Impact on workforce dynamics

The slowdown in revenue growth has prompted IT service companies to exercise caution in talent acquisition, leading to a 4 per cent reduction in headcount compared to the previous year. However, there has been a notable decrease in attrition rates, dropping to 13 per cent by December 2023 from a high of 20 per cent in the previous fiscal year, which has mitigated the need for costly replacement hiring during fiscal 2024.

Sectoral analysis

According to Aditya Jhaver, Director at CRISIL Ratings, revenue growth in the banking, financial services, and insurance (BFSI) and retail segments is expected to remain subdued, hovering around 4-5 per cent. Conversely, sectors like manufacturing and healthcare are anticipated to experience healthier growth rates of 9-10 per cent.

Key revenue drivers

The report identifies automation and cost optimisation as focal points for IT spending, with most end-user industries likely to defer large discretionary expenditures.

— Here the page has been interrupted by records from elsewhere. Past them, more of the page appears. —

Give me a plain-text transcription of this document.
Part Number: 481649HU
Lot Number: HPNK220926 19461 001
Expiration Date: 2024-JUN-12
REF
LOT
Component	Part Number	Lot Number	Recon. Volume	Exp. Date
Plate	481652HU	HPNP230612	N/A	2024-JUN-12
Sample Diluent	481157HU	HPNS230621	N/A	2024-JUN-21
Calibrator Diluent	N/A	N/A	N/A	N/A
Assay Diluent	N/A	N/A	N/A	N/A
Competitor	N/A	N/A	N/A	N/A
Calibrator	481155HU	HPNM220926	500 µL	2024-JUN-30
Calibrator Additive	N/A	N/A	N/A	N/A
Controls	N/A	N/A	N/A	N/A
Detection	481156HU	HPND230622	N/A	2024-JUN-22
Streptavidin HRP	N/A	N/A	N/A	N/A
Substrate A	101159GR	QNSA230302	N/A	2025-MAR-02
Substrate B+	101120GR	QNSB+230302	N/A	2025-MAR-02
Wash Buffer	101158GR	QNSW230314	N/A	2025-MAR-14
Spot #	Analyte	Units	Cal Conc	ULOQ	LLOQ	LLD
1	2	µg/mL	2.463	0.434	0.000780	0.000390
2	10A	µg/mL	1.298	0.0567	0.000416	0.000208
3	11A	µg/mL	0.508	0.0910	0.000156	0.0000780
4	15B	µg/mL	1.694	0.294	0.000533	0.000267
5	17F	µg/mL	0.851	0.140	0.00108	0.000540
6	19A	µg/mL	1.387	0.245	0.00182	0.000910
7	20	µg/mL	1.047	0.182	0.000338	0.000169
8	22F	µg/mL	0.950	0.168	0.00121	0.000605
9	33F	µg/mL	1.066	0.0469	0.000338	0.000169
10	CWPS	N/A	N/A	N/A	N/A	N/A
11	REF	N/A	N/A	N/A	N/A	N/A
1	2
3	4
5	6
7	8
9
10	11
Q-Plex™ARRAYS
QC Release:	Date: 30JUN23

The top four sectors contributing to 65 per cent of the sector's revenue include banking, financial services, and insurance (BFSI), retail, technology, and communications and media.

Maintaining margins

Despite the revenue challenges, operating margins are projected to remain stable at 22-23 per cent. This sustainability is attributed to prudent management of employee costs, which constitute 85 per cent of total expenses, through cautious hiring practices and reduced attrition rates, thereby minimising replacement costs.

As the Indian IT services sector braces for a second year of muted revenue growth, companies are expected to navigate through ongoing economic challenges by prioritising efficiency, cost optimisation, and strategic investments in key growth areas.